Der Fokus der Handlung liegt klar bei Johanna und deren Leben ab ihrem 14. Lebensjahr, auf sie konzentriert sich die chronologisch erzählte Geschichte, aus ihrer Sicht wird erzählt. Andere Perspektiven gibt es nicht. Johanna ist eine eigenwillige Persönlichkeit, eine zähe und hartnäckige Person, die ihre Stärke jedoch erst mit den sie ereilenden Schicksalsschlägen entdeckt und die sich, bestärkt von ihrem Onkel, zu einer herausragenden Kannenbäckerin entwickelt. Die Geschichte greift hier zusätzlich und in großem Maße den Aspekt der Geschlechterrollen auf. Johanna kann sich als Junge besser durchschlagen, sie kann nur als Junge ein Handwerk erlernen und einer Zunft beitreten. Sie braucht den Leumund eines Mannes beim Prozess und ist nur als Ehefrau respektabel und finanziell abgesichert. Wirtschaftliche Unabhängigkeit ist nahezu unmöglich, und dass Johanna das schafft, respektiert wird und einen Mann findet, der sie und ihre Unabhängigkeit fördert, grenzt an ein Wunder und freut mich als Leser, der mit Johanna von der ersten Zeile an mitgelebt hat.

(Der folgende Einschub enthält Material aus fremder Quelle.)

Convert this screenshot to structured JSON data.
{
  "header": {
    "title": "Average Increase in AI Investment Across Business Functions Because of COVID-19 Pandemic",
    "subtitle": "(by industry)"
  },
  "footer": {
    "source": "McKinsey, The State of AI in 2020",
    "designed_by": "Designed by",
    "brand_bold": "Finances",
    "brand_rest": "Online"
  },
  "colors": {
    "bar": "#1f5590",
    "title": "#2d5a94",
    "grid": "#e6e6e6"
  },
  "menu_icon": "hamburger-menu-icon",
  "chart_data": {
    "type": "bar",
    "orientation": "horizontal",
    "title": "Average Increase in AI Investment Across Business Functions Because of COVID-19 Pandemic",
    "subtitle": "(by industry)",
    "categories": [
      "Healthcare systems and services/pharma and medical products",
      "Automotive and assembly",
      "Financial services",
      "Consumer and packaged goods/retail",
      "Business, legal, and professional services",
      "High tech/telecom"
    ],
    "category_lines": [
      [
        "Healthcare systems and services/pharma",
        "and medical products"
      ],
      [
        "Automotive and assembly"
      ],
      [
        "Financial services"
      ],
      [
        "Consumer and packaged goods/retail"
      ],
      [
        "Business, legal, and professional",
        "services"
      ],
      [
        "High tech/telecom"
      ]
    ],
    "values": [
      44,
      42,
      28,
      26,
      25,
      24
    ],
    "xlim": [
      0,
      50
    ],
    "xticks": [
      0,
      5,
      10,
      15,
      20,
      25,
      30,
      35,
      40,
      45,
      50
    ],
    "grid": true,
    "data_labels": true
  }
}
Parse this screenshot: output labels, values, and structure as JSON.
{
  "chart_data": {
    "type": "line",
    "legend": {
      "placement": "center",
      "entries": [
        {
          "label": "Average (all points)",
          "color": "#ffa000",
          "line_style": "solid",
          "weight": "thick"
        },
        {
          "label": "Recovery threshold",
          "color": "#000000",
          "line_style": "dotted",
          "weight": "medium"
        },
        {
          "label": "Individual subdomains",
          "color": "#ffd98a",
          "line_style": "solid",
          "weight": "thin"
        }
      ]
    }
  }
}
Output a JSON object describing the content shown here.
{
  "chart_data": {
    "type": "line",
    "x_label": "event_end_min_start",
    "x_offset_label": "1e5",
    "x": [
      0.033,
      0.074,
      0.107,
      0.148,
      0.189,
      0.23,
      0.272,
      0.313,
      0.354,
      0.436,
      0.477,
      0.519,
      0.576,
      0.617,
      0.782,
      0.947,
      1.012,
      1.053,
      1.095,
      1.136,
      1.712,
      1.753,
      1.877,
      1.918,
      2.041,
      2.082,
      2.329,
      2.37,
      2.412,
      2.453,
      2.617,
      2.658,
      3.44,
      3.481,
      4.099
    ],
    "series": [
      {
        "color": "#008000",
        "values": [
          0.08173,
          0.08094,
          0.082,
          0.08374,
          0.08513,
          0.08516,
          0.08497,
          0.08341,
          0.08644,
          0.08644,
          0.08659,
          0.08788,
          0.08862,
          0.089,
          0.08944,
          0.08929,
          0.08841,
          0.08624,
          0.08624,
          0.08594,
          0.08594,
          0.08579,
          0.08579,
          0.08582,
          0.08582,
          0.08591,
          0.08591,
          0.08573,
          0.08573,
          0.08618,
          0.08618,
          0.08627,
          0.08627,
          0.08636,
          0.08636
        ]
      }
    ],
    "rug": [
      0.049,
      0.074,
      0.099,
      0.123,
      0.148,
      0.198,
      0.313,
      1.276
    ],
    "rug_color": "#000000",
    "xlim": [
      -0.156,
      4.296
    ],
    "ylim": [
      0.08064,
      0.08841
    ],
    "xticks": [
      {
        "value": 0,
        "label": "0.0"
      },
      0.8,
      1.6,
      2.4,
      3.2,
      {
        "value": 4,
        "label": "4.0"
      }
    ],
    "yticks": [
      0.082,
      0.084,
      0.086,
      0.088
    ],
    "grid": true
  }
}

Fazit: Sehr schöner und fesselnder Roman vor dem Hintergrund des dreißigjährigen Krieges, der das Erwachsenwerden und die Selbstfindung der Waise Johanna und ihre Liebe zum Töpferhandwerk beschreibt. Wer etwas über politische Hintergründe lernen will, sollte ein anderes Buch lesen; wer jedoch dem Kreislauf und dem Leben der einfachen Menschen folgen will, starke Frauen und dramatische Entwicklungen mag, der wird dieses Buch lieben! Eine gewisse Affinität zu Religion und Handwerk ist von Vorteil, aber nicht zwingend erforderlich. Eine hervorragende Lektüre zum Abtauchen in fremde Welten und alles in allem sehr gute Unterhaltung.